“Eurotrash” by Christian Kracht at the Schaubühne Berlin – Culture

What is real here, what is a trap, and doesn’t great art always tell the truth with its lies? Christian Kracht’s ingenious play with his fictional character called “Christian Kracht”, who is obviously related to the author but not identical to him, makes his novel “Eurotrash” shimmer in a beautiful, enigmatic manner. Apparently the author says everything on this excursion into his sad, broken family history – but only apparently and under the protection of fiction. This mirror cabinet game with the invented and the suffered biography is now being continued by Jan Bosse at the Berlin Schaubühne with his theater adaptation of Kracht’s profoundly sad and crazy comic novel.

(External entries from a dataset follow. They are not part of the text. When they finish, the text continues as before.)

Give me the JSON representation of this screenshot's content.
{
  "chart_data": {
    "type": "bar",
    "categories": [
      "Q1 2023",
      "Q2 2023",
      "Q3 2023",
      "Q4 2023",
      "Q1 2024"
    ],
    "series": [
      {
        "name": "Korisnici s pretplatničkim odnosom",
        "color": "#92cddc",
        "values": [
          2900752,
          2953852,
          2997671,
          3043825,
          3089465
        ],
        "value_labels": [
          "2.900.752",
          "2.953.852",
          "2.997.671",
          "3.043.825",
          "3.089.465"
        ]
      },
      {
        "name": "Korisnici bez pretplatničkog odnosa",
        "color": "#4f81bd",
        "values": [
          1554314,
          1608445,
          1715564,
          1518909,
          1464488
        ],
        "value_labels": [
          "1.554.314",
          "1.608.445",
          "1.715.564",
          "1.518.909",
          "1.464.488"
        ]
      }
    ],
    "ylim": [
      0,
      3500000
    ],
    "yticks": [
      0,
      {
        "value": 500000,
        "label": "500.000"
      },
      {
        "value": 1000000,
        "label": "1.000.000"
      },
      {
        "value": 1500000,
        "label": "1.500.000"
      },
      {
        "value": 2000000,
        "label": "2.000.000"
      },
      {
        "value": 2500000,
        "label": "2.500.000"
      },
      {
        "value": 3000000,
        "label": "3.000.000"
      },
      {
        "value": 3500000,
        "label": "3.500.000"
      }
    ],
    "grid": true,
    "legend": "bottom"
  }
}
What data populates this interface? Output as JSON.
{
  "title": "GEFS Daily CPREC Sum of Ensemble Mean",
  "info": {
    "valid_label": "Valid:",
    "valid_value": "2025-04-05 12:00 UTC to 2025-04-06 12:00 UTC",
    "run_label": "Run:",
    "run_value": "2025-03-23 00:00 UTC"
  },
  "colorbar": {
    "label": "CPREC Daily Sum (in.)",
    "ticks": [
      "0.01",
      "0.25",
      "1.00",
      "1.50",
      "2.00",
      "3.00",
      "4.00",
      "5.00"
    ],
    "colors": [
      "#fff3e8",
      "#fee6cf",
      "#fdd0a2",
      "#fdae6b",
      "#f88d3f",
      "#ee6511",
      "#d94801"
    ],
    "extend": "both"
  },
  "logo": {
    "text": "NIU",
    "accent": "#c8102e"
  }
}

Joachim Meyerhoff plays the first-person narrator, this puzzling figure oscillating between the real and the fictional Christian Kracht, who exposes everything and yet is almost impossible to grasp – and he plays it with the slight manic pressure with which he equips all of his stage characters. Because Meyerhoff is such a stunning high-energy actor, on the one hand it is a great pleasure, for example when he plays a crazy slapstick act with his crazy, confused mother’s ostomy bag filled with excretions. The word “art crap” takes on a whole new meaning.

Meyerhoff’s virile excess of strength is actually alien to the narrator

On the other hand, it may also be a big misunderstanding. Because if the shy, habitually rather limp and disturbed narrator figure is a bit strange, then it is the virile excess of strength with which Meyerhoff catapults himself through the evening. The entertainment theater professional Bosse and his Rampensau actor swiftly transform the Roma’s perplexed melancholy into a black comedy.

The fact that the staging does not reveal the novel, but celebrates it, is due to the actual central figure, the narrator’s eccentric mother, with whom he goes on a journey to the places of his childhood shortly before her death. At the Schaubühne, a ship serves as a travel vehicle to the Swiss glaciers, not a taxi (stage: Stéphane Laimé). That probably runs under theatrical poetry. Perhaps it is also a reference to the boat with which the young hero in “Fiberland”, Kracht’s first novel, rowed on Lake Zurich and into an uncertain future.

This lonely mother, a more or less crazy Zurich millionaire, has only been able to endure her life for a long time with severe alcoholism, toxic psychotropic drugs and regular psychiatric visits. In the upper class dragon with a purple monster wig and old-fashioned silk costume, always ready to rule waiters and other domestics and toss around 1000-franc bills, the traumatized woman becomes visible, the daughter of a staunch Nazi, the girl who was eleven years old was raped. The great Angela Winkler, who always plays as if she had never quite arrived in the adult world, gives this mother figure, despite all the shadows and the unmistakable madness, a dignity, an innocence and a retreat into a childlike inviolability that is breathtaking.